Lt. Elisabeth Albanese at the Beverly Hills Police Department confirmed to BuzzFeed News that on Nov. 3, 2001, a 29-year-old woman had filed a crime report about the men. In the report, according to Albanese, "The female alleged that she was held against her will and unlawfully touched by two adult males. No physical injuries were reported.
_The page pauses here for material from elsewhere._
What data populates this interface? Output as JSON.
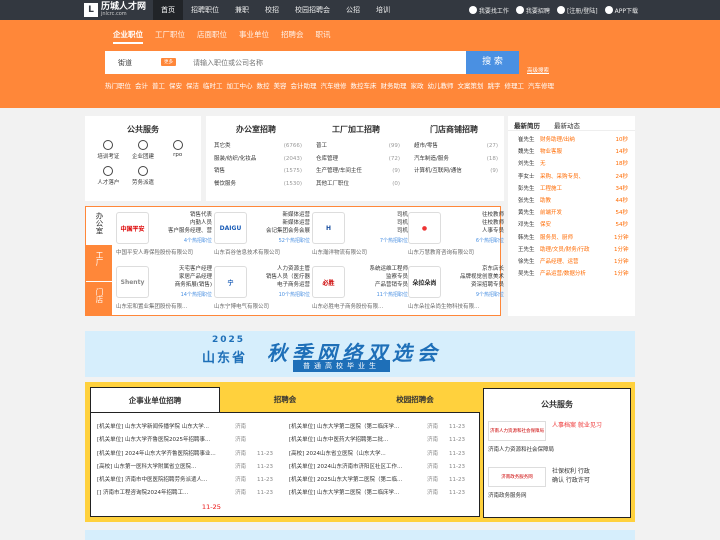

No weapons were used. No property loss was reported." Simmons and Ratner were then investigated for sexual battery, but ultimately the Los Angeles district attorney's office decided not to file charges. Neither of them was arrested.

Simmons told the Tantris staff at the meeting he thought the report had come out because Ratner had claimed to be "squeaky clean, and it was kind of not true."

Brett Ratner, left, and Simmons in May 2006 in New York.
Amy Sussman / Getty Images

Brett Ratner, left, and Simmons in May 2006 in New York.

In the recording, Simmons then goes on to say that while he doesn't like to "defend the male side," he thinks that "some of the accusations that are being made have to do with money and power." Speaking quickly, Simmons then says: "Some! A very small number," only to add this anecdote: "Unless you listen to a man in the locker room here at Tantris, and he works in the industry — he thinks it's a total witch hunt."

"But it's not," Simmons continues. "This is a moment for women to be empowered. And what they're doing, there might be some collateral damage. And my response is, if I'm a little bit of collateral damage, it's good for my daughters to grow up in a world where this kind of unequal treatment that women have had since the beginning of, since long before — almost forever."

An LA Times story from December about Simmons reported that Tantris's former general manager said that "Simmons used his position as the studio’s owner to pursue women," including a teacher who was uncomfortable because of Simmons' "alleged harassment."

The Tantris employee who gave BuzzFeed News the recording said Simmons treated the studio like a "harem." "He was often plucking girls from classes and flirting with them," the person said.

Through Sitrick, Simmons responded to this characterization: “While I brought many people to the studio, I deny using it as a ‘harem.’ In fact, I was careful not to date any teachers, employees or students I met at the studio.”

Toward the end of the recording, Simmons wonders about the future. "So I don't know what else might come. Because I have a long history, and people are now going after powerful men," he says. "I know lots of people in law offices right now settling cases. Illegal cases, wrong cases, wrongful accusations.”

"Who knows what someone will say?" Simmons continues. "Hopefully, I've made friends with everybody I've ever spent time with. Every girlfriend I've ever had is my friend today. That I can think of!"

The Tantris employee told BuzzFeed News that "the consensus was that his meeting did the opposite of what it intended."